Southern Blotting for Polymorphism Detection in Fetal Cells

A protein D is encoded by a gene, which is 5 Kb long and has three Hind Ill restriction enzyme sites. The first one is 0.5 Kb from the transcription start site, the second one is 2.5 Kb from the first site and the third one is 0.5 Kb internal to the stop codon. The second site is polymorphic. In order to find out whether fetal cells contain the normal or the mutated gene, total genomic DNA from fetal cells was isolated, completely digested with Hind Ill, separated in an agarose gel, transferred to membrane and detected by a probe against the region between the second and third restriction site. Which one of the following band patterns will be obtained if the fetal cell is heterozygous?

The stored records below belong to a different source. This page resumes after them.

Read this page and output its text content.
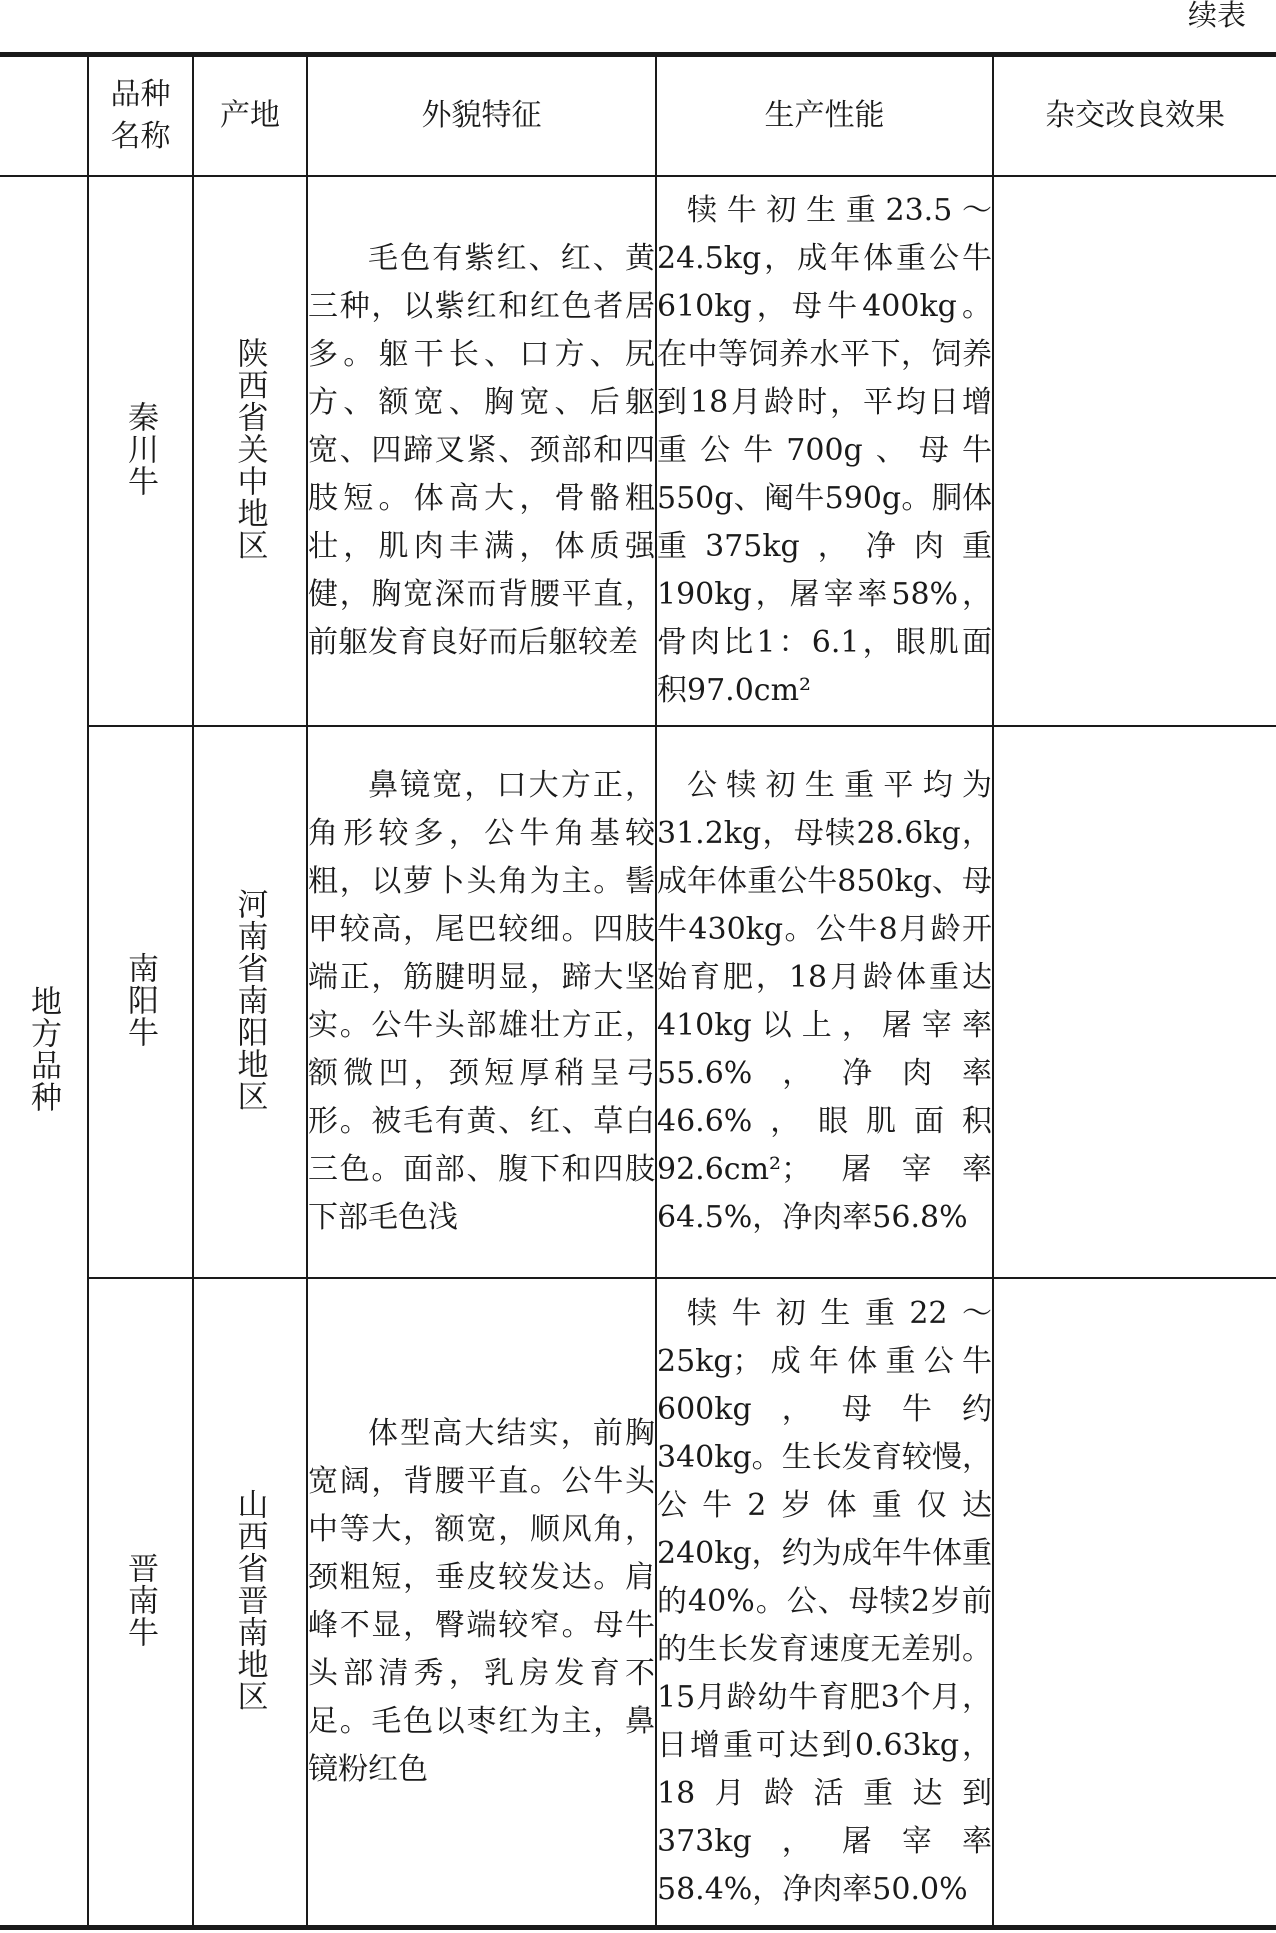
续表
	品种名称	产地	外貌特征	生产性能	杂交改良效果
地方品种	秦川牛	陕西省关中地区	毛色有紫红、红、黄三种，以紫红和红色者居多。躯干长、口方、尻方、额宽、胸宽、后躯宽、四蹄叉紧、颈部和四肢短。体高大，骨骼粗壮，肌肉丰满，体质强健，胸宽深而背腰平直，前躯发育良好而后躯较差	犊牛初生重23.5～24.5kg，成年体重公牛610kg，母牛400kg。在中等饲养水平下，饲养到18月龄时，平均日增重公牛700g、母牛550g、阉牛590g。胴体重375kg，净肉重190kg，屠宰率58%，骨肉比1：6.1，眼肌面积97.0cm²	
	南阳牛	河南省南阳地区	鼻镜宽，口大方正，角形较多，公牛角基较粗，以萝卜头角为主。髻甲较高，尾巴较细。四肢端正，筋腱明显，蹄大坚实。公牛头部雄壮方正，额微凹，颈短厚稍呈弓形。被毛有黄、红、草白三色。面部、腹下和四肢下部毛色浅	公犊初生重平均为31.2kg，母犊28.6kg，成年体重公牛850kg、母牛430kg。公牛8月龄开始育肥，18月龄体重达410kg以上，屠宰率55.6%，净肉率46.6%，眼肌面积92.6cm²；屠宰率64.5%，净肉率56.8%	
	晋南牛	山西省晋南地区	体型高大结实，前胸宽阔，背腰平直。公牛头中等大，额宽，顺风角，颈粗短，垂皮较发达。肩峰不显，臀端较窄。母牛头部清秀，乳房发育不足。毛色以枣红为主，鼻镜粉红色	犊牛初生重22～25kg；成年体重公牛600kg，母牛约340kg。生长发育较慢，公牛2岁体重仅达240kg，约为成年牛体重的40%。公、母犊2岁前的生长发育速度无差别。15月龄幼牛育肥3个月，日增重可达到0.63kg，18月龄活重达到373kg，屠宰率58.4%，净肉率50.0%	
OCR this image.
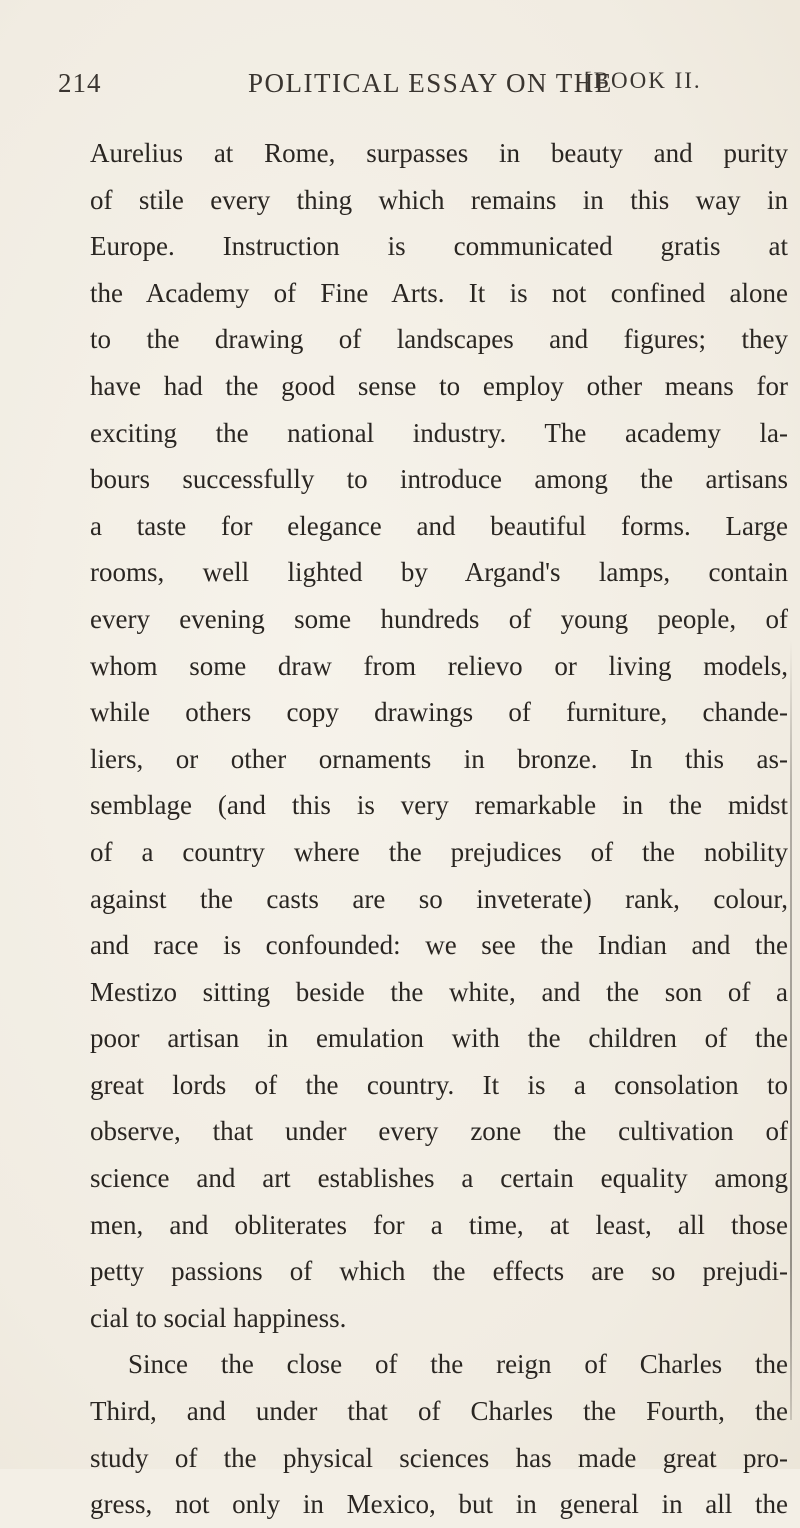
214	POLITICAL ESSAY ON THE
[BOOK II.
Aurelius at Rome, surpasses in beauty and purity
of stile every thing which remains in this way in
Europe. Instruction is communicated gratis at
the Academy of Fine Arts. It is not confined alone
to the drawing of landscapes and figures; they
have had the good sense to employ other means for
exciting the national industry. The academy la-
bours successfully to introduce among the artisans
a taste for elegance and beautiful forms. Large
rooms, well lighted by Argand's lamps, contain
every evening some hundreds of young people, of
whom some draw from relievo or living models,
while others copy drawings of furniture, chande-
liers, or other ornaments in bronze. In this as-
semblage (and this is very remarkable in the midst
of a country where the prejudices of the nobility
against the casts are so inveterate) rank, colour,
and race is confounded: we see the Indian and the
Mestizo sitting beside the white, and the son of a
poor artisan in emulation with the children of the
great lords of the country. It is a consolation to
observe, that under every zone the cultivation of
science and art establishes a certain equality among
men, and obliterates for a time, at least, all those
petty passions of which the effects are so prejudi-
cial to social happiness.
Since the close of the reign of Charles the
Third, and under that of Charles the Fourth, the
study of the physical sciences has made great pro-
gress, not only in Mexico, but in general in all the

Understanding the Southern Blot Experiment

We are analyzing a 5 kb-long gene encoding Protein D, which contains three HindIII restriction sites:

First site – 0.5 kb from the transcription start site
Second site – Polymorphic site located 2.5 kb from the first site
Third site – 0.5 kb inside the stop codon

A Southern blot experiment is performed to determine whether fetal cells contain the normal or mutated version of this gene. The probe hybridizes to the region between the second and third restriction sites.

How Polymorphism Affects Band Patterns

Homozygous Normal (No Polymorphism)
- HindIII cuts at all three sites.
- Fragments:
  - 2.5 kb (between the first and second site)
  - 2.5 kb (between the second and third site)
- Bands: 2.5 kb, 2.5 kb
Homozygous Mutant (Polymorphic Site Not Present)
- The second restriction site is missing, leading to only two cuts.
- Fragments:
  - 4 kb (from the first site to the third site)
  - 1.5 kb (from the third site onward)
- Bands: 4 kb, 1.5 kb
Heterozygous (One Normal and One Mutant Allele)
- One chromosome follows the normal restriction pattern (2.5 kb, 2.5 kb).
- The other chromosome follows the mutant pattern (4 kb, 1.5 kb).
- Bands Expected: 4 kb, 2.5 kb, 1.5 kb (Answer A).

Why Is (B) the Correct Answer?

The probe used in the experiment hybridizes only to the region between the second and third restriction site.

In the normal allele, this region is 2.5 kb.
In the mutated allele, the second site is missing, resulting in a 4 kb fragment.
The probe will not detect the 1.5 kb fragment because it is outside the probe’s hybridization region.

Thus, the visible bands in the Southern blot will be 4 kb and 1.5 kb, making (B) the correct answer.

Conclusion

Southern blotting is a powerful tool for detecting gene polymorphisms. In this case, the fetal cells are heterozygous, but due to the probe’s hybridization specificity, only 4 kb and 1.5 kb bands appear, making (B) the correct answer.